Les injonctions paradoxales du théâtre participatif – sur Stadium de Mohamed El Khatib
Le spectacle Stadium, créé en 2017 et qui continue de tourner près de dix ans plus tard, a constitué un tournant dans la carrière du metteur en scène et se voit aujourd’hui plébiscité par les programmateurs comme « blockbuster » assurant des salles bien remplies.

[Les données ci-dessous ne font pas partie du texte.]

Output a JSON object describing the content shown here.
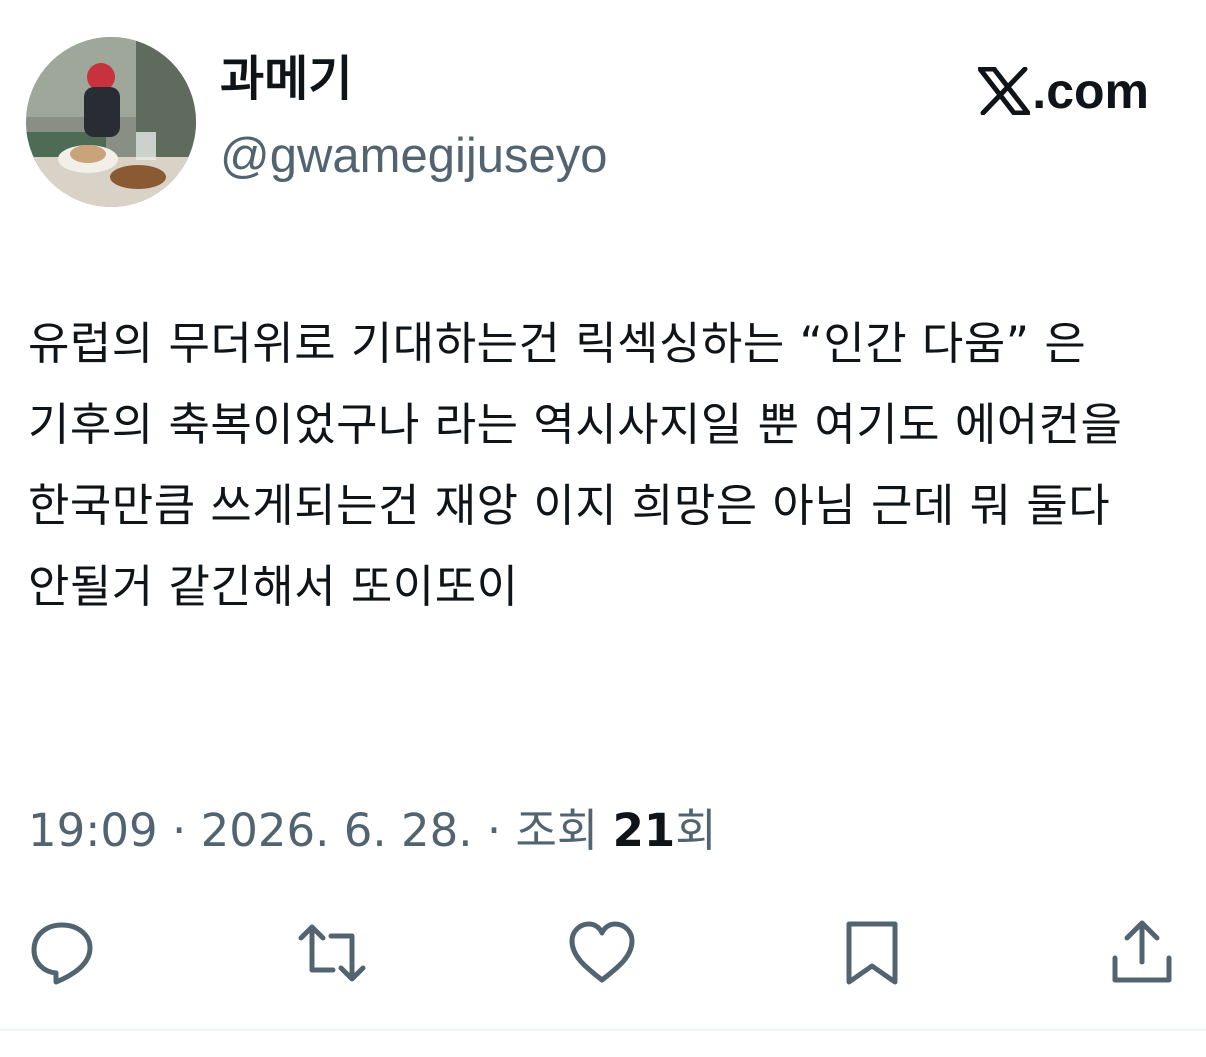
{
  "author": {
    "display_name": "과메기",
    "handle": "@gwamegijuseyo",
    "avatar": "cafe-table-photo"
  },
  "brand": {
    "icon": "x-logo-icon",
    "suffix": ".com"
  },
  "tweet": {
    "text": "유럽의 무더위로 기대하는건 릭섹싱하는 “인간 다움” 은 기후의 축복이었구나 라는 역시사지일 뿐 여기도 에어컨을 한국만큼 쓰게되는건 재앙 이지 희망은 아님 근데 뭐 둘다 안될거 같긴해서 또이또이"
  },
  "meta": {
    "time": "19:09",
    "separator": " · ",
    "date": "2026. 6. 28.",
    "views_prefix": "조회 ",
    "views_count": "21",
    "views_suffix": "회"
  },
  "actions": [
    {
      "name": "reply",
      "icon": "reply-icon"
    },
    {
      "name": "retweet",
      "icon": "retweet-icon"
    },
    {
      "name": "like",
      "icon": "heart-icon"
    },
    {
      "name": "bookmark",
      "icon": "bookmark-icon"
    },
    {
      "name": "share",
      "icon": "share-icon"
    }
  ],
  "colors": {
    "text_primary": "#0f1419",
    "text_secondary": "#536471",
    "divider": "#eff3f4"
  }
}
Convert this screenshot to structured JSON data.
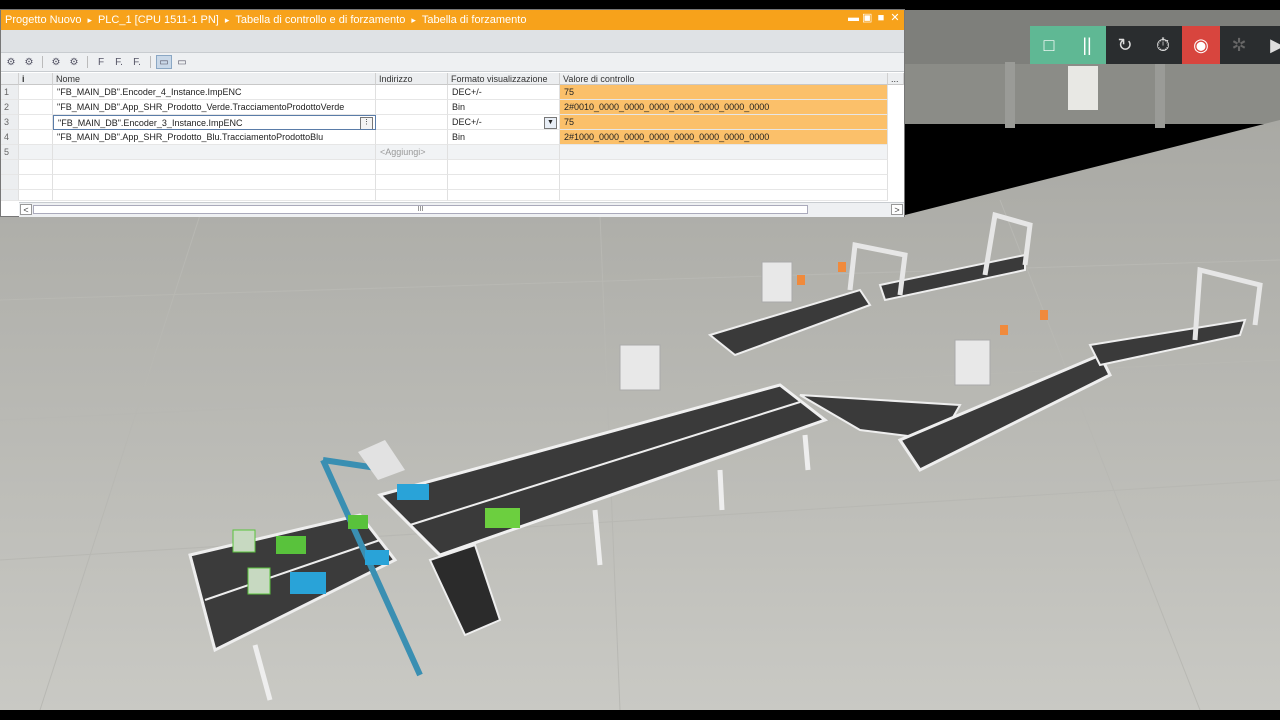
{
  "tia": {
    "breadcrumb": [
      "Progetto Nuovo",
      "PLC_1 [CPU 1511-1 PN]",
      "Tabella di controllo e di forzamento",
      "Tabella di forzamento"
    ],
    "window_controls": [
      "minimize",
      "restore",
      "maximize",
      "close"
    ],
    "toolbar_icons": [
      "monitor-icon",
      "modify-icon",
      "force-icon",
      "stop-force-icon",
      "f-icon",
      "f-dot-icon",
      "f-arrow-icon",
      "show-columns-icon",
      "expand-icon"
    ],
    "columns": {
      "info": "i",
      "name": "Nome",
      "address": "Indirizzo",
      "format": "Formato visualizzazione",
      "value": "Valore di controllo"
    },
    "rows": [
      {
        "num": "1",
        "name": "\"FB_MAIN_DB\".Encoder_4_Instance.ImpENC",
        "address": "",
        "format": "DEC+/-",
        "value": "75"
      },
      {
        "num": "2",
        "name": "\"FB_MAIN_DB\".App_SHR_Prodotto_Verde.TracciamentoProdottoVerde",
        "address": "",
        "format": "Bin",
        "value": "2#0010_0000_0000_0000_0000_0000_0000_0000"
      },
      {
        "num": "3",
        "name": "\"FB_MAIN_DB\".Encoder_3_Instance.ImpENC",
        "address": "",
        "format": "DEC+/-",
        "value": "75"
      },
      {
        "num": "4",
        "name": "\"FB_MAIN_DB\".App_SHR_Prodotto_Blu.TracciamentoProdottoBlu",
        "address": "",
        "format": "Bin",
        "value": "2#1000_0000_0000_0000_0000_0000_0000_0000"
      }
    ],
    "new_row": {
      "num": "5",
      "address": "<Aggiungi>"
    },
    "empty_row_nums": [
      "",
      "",
      ""
    ],
    "scrollbar_grip": "III",
    "scroll_left": "<",
    "scroll_right": ">",
    "colors": {
      "title_bar": "#f7a21b",
      "value_cell": "#fbc06a"
    }
  },
  "sim_toolbar": [
    {
      "name": "stop-icon",
      "glyph": "□",
      "style": "green"
    },
    {
      "name": "pause-icon",
      "glyph": "||",
      "style": "green"
    },
    {
      "name": "reset-icon",
      "glyph": "↻",
      "style": ""
    },
    {
      "name": "timer-icon",
      "glyph": "⏱",
      "style": ""
    },
    {
      "name": "record-icon",
      "glyph": "◉",
      "style": "red"
    },
    {
      "name": "fan-icon",
      "glyph": "✲",
      "style": "dim"
    },
    {
      "name": "camera-icon",
      "glyph": "▶",
      "style": ""
    }
  ]
}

Pourtant, le spectacle fut loin de faire l’unanimité à sa création et je voudrais faire ici l’hypothèse que cette réception contrastée illustre l’ambivalence fondamentale des attentes du théâtre public à l’égard des projets participatifs.
C’est donc moins le processus de création et l’impact du projet pour les participant.es qui m’intéressera ici, que les enjeux politiques de la présence des amateur.ices et de l’effet de réel produit par ce spectacle participatif, souvent résumé par le fait qu’il « met sur scène 53 supporters du RC Lens » et qu’il poserait à nouveaux frais la question de Deleuze : « Fondamentalement, qu’est-ce qui différencie un public de théâtre d’un public de football ? Je veux dire hormis la tenue vestimentaire ? » Je m’appuierai à la fois sur mon expérience de spectatrice qui a vu le spectacle en 2017 à Paris au Théâtre National de la Colline et en 2023 à Lyon au Théâtre de la Croix Rousse, sur une étude de la réception critique du spectacle et, subsidiairement, sur une analyse des documents de communication des théâtres.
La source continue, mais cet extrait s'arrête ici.